Başur, Rojhilat, Bakure Kürdistan’da ortaya çıkan bu birlik ve yurtseverlik ruhunun önemine dikkat çeken Hesen, şöyle devam etti:

“Efrîn ruhu Kürdistan’ın diğer parçalarında yapılan her türlü siyasi, toplumsal etkinliğe damgasını vurdu. HDP kongresi buna örnektir. Yine Güney Kürdistan’da yapılan iki günlük ulusal birlik çalıştayına damgasını vuran da bu ruhtu. Avrupa’da yaşayan halkımız saldırının olduğu ilk günden itibaren sokaklar ve meydanlara akarak bu direnişe sonsuz desteklerini verdiler. Güney’deki halkımız hakeza öyle. Bu ulusal değerlerin korunması, ulusal birliğin sağlanmasının temel harcıdır. Halkımızı bu duyarlılığından ötürü kutluyoruz. Bunun devam ettirilmesi gerekir ki halkımız zaten onun bilincinde hareket ediyor. Çünkü Efrîn’e yönelik saldırı Kürdistan’ın dört parçasına yönelik saldırıdır. Efrîn’deki direniş de dört parça Kürdistan adına gösterilen direniştir. Bu saldırı aynı zamanda halkların demokratik ve özgür iradelerine karşı bir saldırıdır.

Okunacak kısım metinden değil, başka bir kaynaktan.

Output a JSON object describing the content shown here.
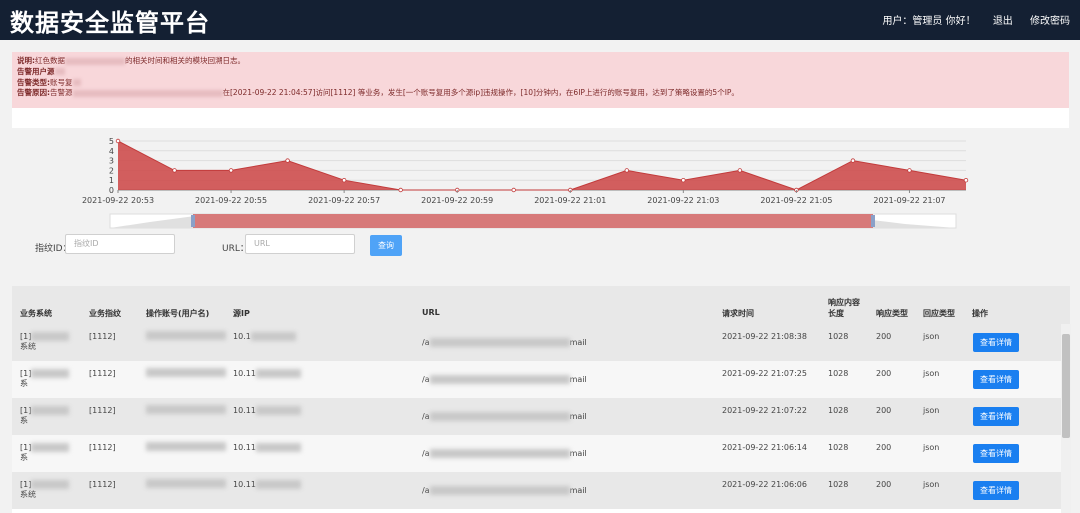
{
  "header": {
    "title": "数据安全监管平台",
    "user_greeting": "用户：管理员 你好！",
    "logout_label": "退出",
    "change_password_label": "修改密码"
  },
  "alert": {
    "line1_prefix": "说明:",
    "line1_text": "红色数据",
    "line1_suffix": "的相关时间和相关的模块回溯日志。",
    "line2_label": "告警用户源",
    "line3_label": "告警类型:",
    "line3_text": "账号复",
    "line4_label": "告警原因:",
    "line4_text": "告警源",
    "line4_detail": "在[2021-09-22 21:04:57]访问[1112] 等业务，发生[一个账号复用多个源ip]违规操作，[10]分钟内，在6IP上进行的账号复用，达到了策略设置的5个IP。"
  },
  "chart_data": {
    "type": "area",
    "x": [
      "20:53",
      "20:54",
      "20:55",
      "20:56",
      "20:57",
      "20:58",
      "20:59",
      "21:00",
      "21:01",
      "21:02",
      "21:03",
      "21:04",
      "21:05",
      "21:06",
      "21:07",
      "21:08"
    ],
    "values": [
      5,
      2,
      2,
      3,
      1,
      0,
      0,
      0,
      0,
      2,
      1,
      2,
      0,
      3,
      2,
      1
    ],
    "x_tick_labels": [
      "2021-09-22 20:53",
      "2021-09-22 20:55",
      "2021-09-22 20:57",
      "2021-09-22 20:59",
      "2021-09-22 21:01",
      "2021-09-22 21:03",
      "2021-09-22 21:05",
      "2021-09-22 21:07"
    ],
    "y_ticks": [
      0,
      1,
      2,
      3,
      4,
      5
    ],
    "ylim": [
      0,
      5
    ],
    "color": "#cc4444",
    "grid": true
  },
  "filters": {
    "fingerprint_label": "指纹ID：",
    "fingerprint_placeholder": "指纹ID",
    "url_label": "URL：",
    "url_placeholder": "URL",
    "query_label": "查询"
  },
  "table": {
    "headers": [
      "业务系统",
      "业务指纹",
      "操作账号(用户名)",
      "源IP",
      "URL",
      "请求时间",
      "响应内容长度",
      "响应类型",
      "回应类型",
      "操作"
    ],
    "header_len_line1": "响应内容",
    "header_len_line2": "长度",
    "detail_label": "查看详情",
    "rows": [
      {
        "sys_prefix": "[1]",
        "sys_suffix": "系统",
        "fp": "[1112]",
        "ip": "10.1",
        "url_prefix": "/a",
        "url_suffix": "mail",
        "time": "2021-09-22 21:08:38",
        "len": "1028",
        "resp": "200",
        "type": "json"
      },
      {
        "sys_prefix": "[1]",
        "sys_suffix": "系",
        "fp": "[1112]",
        "ip": "10.11",
        "url_prefix": "/a",
        "url_suffix": "mail",
        "time": "2021-09-22 21:07:25",
        "len": "1028",
        "resp": "200",
        "type": "json"
      },
      {
        "sys_prefix": "[1]",
        "sys_suffix": "系",
        "fp": "[1112]",
        "ip": "10.11",
        "url_prefix": "/a",
        "url_suffix": "mail",
        "time": "2021-09-22 21:07:22",
        "len": "1028",
        "resp": "200",
        "type": "json"
      },
      {
        "sys_prefix": "[1]",
        "sys_suffix": "系",
        "fp": "[1112]",
        "ip": "10.11",
        "url_prefix": "/a",
        "url_suffix": "mail",
        "time": "2021-09-22 21:06:14",
        "len": "1028",
        "resp": "200",
        "type": "json"
      },
      {
        "sys_prefix": "[1]",
        "sys_suffix": "系统",
        "fp": "[1112]",
        "ip": "10.11",
        "url_prefix": "/a",
        "url_suffix": "mail",
        "time": "2021-09-22 21:06:06",
        "len": "1028",
        "resp": "200",
        "type": "json"
      }
    ]
  }
}
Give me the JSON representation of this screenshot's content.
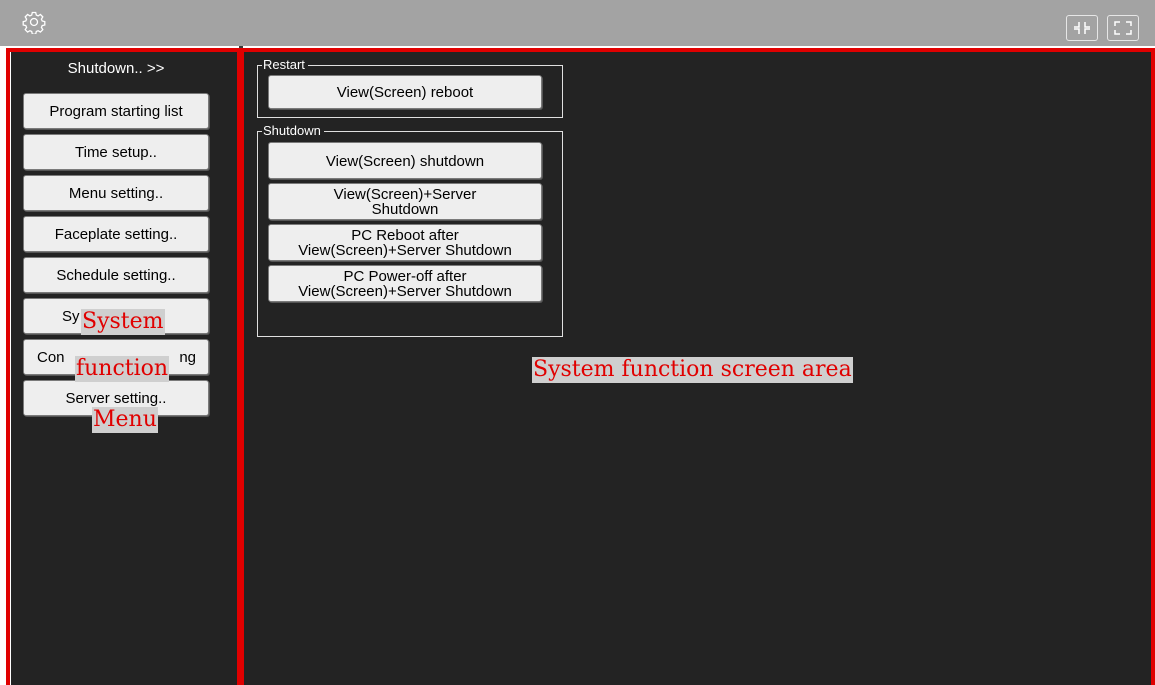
{
  "titlebar": {
    "settings_icon": "gear-icon",
    "restore_icon": "exit-fullscreen-icon",
    "fullscreen_icon": "fullscreen-icon",
    "background": "#a3a3a3"
  },
  "sidebar": {
    "title": "Shutdown.. >>",
    "items": [
      {
        "label": "Program starting list"
      },
      {
        "label": "Time setup.."
      },
      {
        "label": "Menu setting.."
      },
      {
        "label": "Faceplate setting.."
      },
      {
        "label": "Schedule setting.."
      },
      {
        "label": "Sy"
      },
      {
        "label": "Con",
        "label_end": "ng"
      },
      {
        "label": "Server setting.."
      }
    ]
  },
  "main": {
    "groups": [
      {
        "label": "Restart",
        "buttons": [
          {
            "label": "View(Screen) reboot"
          }
        ]
      },
      {
        "label": "Shutdown",
        "buttons": [
          {
            "label": "View(Screen) shutdown"
          },
          {
            "line1": "View(Screen)+Server",
            "line2": "Shutdown"
          },
          {
            "line1": "PC Reboot after",
            "line2": "View(Screen)+Server Shutdown"
          },
          {
            "line1": "PC Power-off after",
            "line2": "View(Screen)+Server Shutdown"
          }
        ]
      }
    ]
  },
  "annotations": {
    "menu_line1": "System",
    "menu_line2": "function",
    "menu_line3": "Menu",
    "screen_area": "System function screen area",
    "color": "#e00000"
  }
}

Bu yüzden Asuri, Arap, Süryani, Türkmen, Çerkes halkları yönlerini Efrîn’e vererek; arkasında olduklarının açık mesajını verdiler. Bu sahipleniş Kuzey Suriye halklarının dünyaya açık bir mesajıydı. Halkların verdiği mesaj Efrîn'in Kuzey Suriye Demokratik Federasyonunun bir parçası olduğu ve tüm Suriye adına işgalci Türk devletine karşı direndiğinin mesajıydı. Efrîn halkların özgür iradelerini temsil ediyor. Vahşi, faşist Erdoğan ve devşirdiği çetelere karşı insanlık adına direniyor.”

Dört parça Kürdistan’daki halkı, siyasetçi, aydın, yazar, sivil toplum kuruluşları, yine bazı siyasi partileri kutladıklarını belirten Hesen, “Kürtlerin tek parça, tek ülke ve tek irade olduklarını gösterdiler. Kutsal Efrîn direnişi etrafında kutsal bir birliği geliştirdi. Halkımızın, halkların buna sahip çıkması bunun bir insanlık adına mücadele olduğunu da kanıtladı” diye konuştu.

'YASAK VE KİMYASAL SİLAH KULLANIYORLAR'

Türk devletinin EfrÎn halkları ile QSD savaşçılarının direnişini kıramadığı için uluslararası yasalara göre yasak olan birçok silah ve en son da kimyasal gazlar kullandığına dikkat çeken Hesen, BM ve uluslararası kuruluşlara görevlerini yapma çağrısında bulundu.

“Türkiye’nin Efrîn’de kullandığı yasaklı ve kimyasal içerikli silahlar için başta BM ve ilgili komisyonları olmak üzere yine Sınır Tanımayan Doktorlar örgütü ile diğer ilgili sağlık kuruluşlarına heyetler göndererek incelemeler yapması için çağrı yapıyoruz” diyen Hesen, erken davranılması gerektiğini söyledi. Hesen, şunları ekledi: "Türk devletinin daha fazla gaz vb. yasak silahlar kullanarak sivilleri katletmesinin önünü açacakları için sorumlu olacaklarını bilmeleri gerekir. Sorumluluklarını yerine getirmeye çağırıyoruz. Suriye’de kimyasal silahların kullanılıp kullanılmadığını inceleyen komisyonlarının Efrîn’de de incelemeler yapmaları gerekir. İşlenen insanlık suçlarına el atmalarını istiyoruz.”